QOTD: Delong on targets and the ‘great stagnation’
Golden passage from Brad Delong. For once I’m going to put up a quote and not add my thoughts – as they’d just get in the way:
The focus on real GDP growth and its possible–or likely–slowing is a setup to panic us into making policy decisions we really do not want to make. The “great stagnation” literature as it is currently constituted seems to me at least to guide our attention in the wrong direction–and to quite possibly stampede us into making policy decisions we really would not want to make if we thought more deeply and calmly. The chain of logic is that measures to reduce inequality have a cost in terms of reducing the growth rate of the economy–that the bucket of redistribution is, in the terms of Arthur Okun’s Equality and Efficiency: The Big Tradeoff, a leaky bucket–and that when growth is slower we can no longer afford to engage in redistribution.
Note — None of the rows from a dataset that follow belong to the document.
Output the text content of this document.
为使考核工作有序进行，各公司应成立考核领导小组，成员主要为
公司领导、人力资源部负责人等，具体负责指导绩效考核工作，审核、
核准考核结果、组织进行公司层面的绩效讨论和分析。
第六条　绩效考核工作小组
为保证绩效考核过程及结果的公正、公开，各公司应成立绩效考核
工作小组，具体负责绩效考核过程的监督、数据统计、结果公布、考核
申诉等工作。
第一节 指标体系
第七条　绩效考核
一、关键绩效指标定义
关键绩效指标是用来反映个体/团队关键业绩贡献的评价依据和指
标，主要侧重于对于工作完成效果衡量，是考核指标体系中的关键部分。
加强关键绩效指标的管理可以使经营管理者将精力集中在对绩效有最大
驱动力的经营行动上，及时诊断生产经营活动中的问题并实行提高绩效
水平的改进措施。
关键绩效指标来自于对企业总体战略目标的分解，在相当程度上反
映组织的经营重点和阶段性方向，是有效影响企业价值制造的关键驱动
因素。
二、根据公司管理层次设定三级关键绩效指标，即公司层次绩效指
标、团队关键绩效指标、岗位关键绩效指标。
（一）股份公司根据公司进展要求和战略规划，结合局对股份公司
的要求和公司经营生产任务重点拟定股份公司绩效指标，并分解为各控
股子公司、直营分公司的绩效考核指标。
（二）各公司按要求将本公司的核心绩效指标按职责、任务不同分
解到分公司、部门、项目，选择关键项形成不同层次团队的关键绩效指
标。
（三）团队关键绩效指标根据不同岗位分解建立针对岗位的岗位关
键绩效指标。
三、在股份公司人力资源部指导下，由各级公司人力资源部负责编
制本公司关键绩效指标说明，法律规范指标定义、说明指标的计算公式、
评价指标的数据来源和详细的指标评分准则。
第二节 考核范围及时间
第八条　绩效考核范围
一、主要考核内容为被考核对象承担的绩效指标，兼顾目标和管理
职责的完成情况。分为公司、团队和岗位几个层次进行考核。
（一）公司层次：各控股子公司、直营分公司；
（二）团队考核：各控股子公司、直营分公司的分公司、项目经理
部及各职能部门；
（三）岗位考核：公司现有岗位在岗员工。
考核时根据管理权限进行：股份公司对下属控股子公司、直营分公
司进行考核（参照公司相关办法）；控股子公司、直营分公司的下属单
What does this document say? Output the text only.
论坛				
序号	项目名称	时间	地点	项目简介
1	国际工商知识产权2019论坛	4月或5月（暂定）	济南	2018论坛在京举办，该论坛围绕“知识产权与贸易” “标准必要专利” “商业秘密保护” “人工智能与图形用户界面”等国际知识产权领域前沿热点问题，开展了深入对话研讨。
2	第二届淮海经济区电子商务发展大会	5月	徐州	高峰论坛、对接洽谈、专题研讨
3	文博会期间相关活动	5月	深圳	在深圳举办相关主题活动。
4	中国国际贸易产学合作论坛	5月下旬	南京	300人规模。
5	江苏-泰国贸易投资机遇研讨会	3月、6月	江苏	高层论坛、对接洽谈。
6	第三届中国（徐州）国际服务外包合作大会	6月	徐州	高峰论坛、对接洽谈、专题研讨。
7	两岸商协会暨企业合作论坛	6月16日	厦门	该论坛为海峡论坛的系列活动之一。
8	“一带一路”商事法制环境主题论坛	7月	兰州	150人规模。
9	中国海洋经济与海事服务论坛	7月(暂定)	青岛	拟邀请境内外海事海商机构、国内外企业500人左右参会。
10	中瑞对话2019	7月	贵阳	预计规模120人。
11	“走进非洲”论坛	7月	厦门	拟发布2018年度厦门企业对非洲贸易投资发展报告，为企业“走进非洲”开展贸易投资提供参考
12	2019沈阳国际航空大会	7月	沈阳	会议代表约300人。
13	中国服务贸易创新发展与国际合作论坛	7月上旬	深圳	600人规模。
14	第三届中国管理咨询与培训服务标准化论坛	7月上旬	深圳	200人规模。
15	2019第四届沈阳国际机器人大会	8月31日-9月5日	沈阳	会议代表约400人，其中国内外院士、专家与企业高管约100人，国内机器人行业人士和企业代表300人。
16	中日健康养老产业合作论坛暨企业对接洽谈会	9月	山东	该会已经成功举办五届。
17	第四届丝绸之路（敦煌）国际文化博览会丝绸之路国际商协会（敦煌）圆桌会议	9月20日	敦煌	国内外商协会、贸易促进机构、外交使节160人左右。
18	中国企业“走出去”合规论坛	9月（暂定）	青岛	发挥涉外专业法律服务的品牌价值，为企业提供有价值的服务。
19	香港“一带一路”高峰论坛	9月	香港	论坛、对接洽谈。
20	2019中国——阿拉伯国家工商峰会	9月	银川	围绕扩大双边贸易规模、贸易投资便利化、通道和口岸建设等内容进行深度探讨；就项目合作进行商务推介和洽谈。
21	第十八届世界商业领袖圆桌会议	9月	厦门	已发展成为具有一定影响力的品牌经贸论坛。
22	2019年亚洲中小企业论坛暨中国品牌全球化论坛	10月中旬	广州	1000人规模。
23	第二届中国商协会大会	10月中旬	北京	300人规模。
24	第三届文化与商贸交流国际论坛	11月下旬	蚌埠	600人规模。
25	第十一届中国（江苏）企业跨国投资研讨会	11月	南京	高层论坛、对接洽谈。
This seems to me to be the wrong way to conceptualize it: the evidence that the bucket is leaky is weak–or, rather, there are many buckets, some very leaky, some not leaky at all, some anti-leaky–and in any event whether we should tradeoff potential growth for other objectives is not something the depends on how fast growth is. Policies that make sense if underlying GDP per worker growth is 3% probably still make sense if underlying GDP per worker growth is 1%. Policies that don’t make sense if underlying GDP per worker growth is 1% probably still don’t make sense if underlying GDP per worker growth is 3%.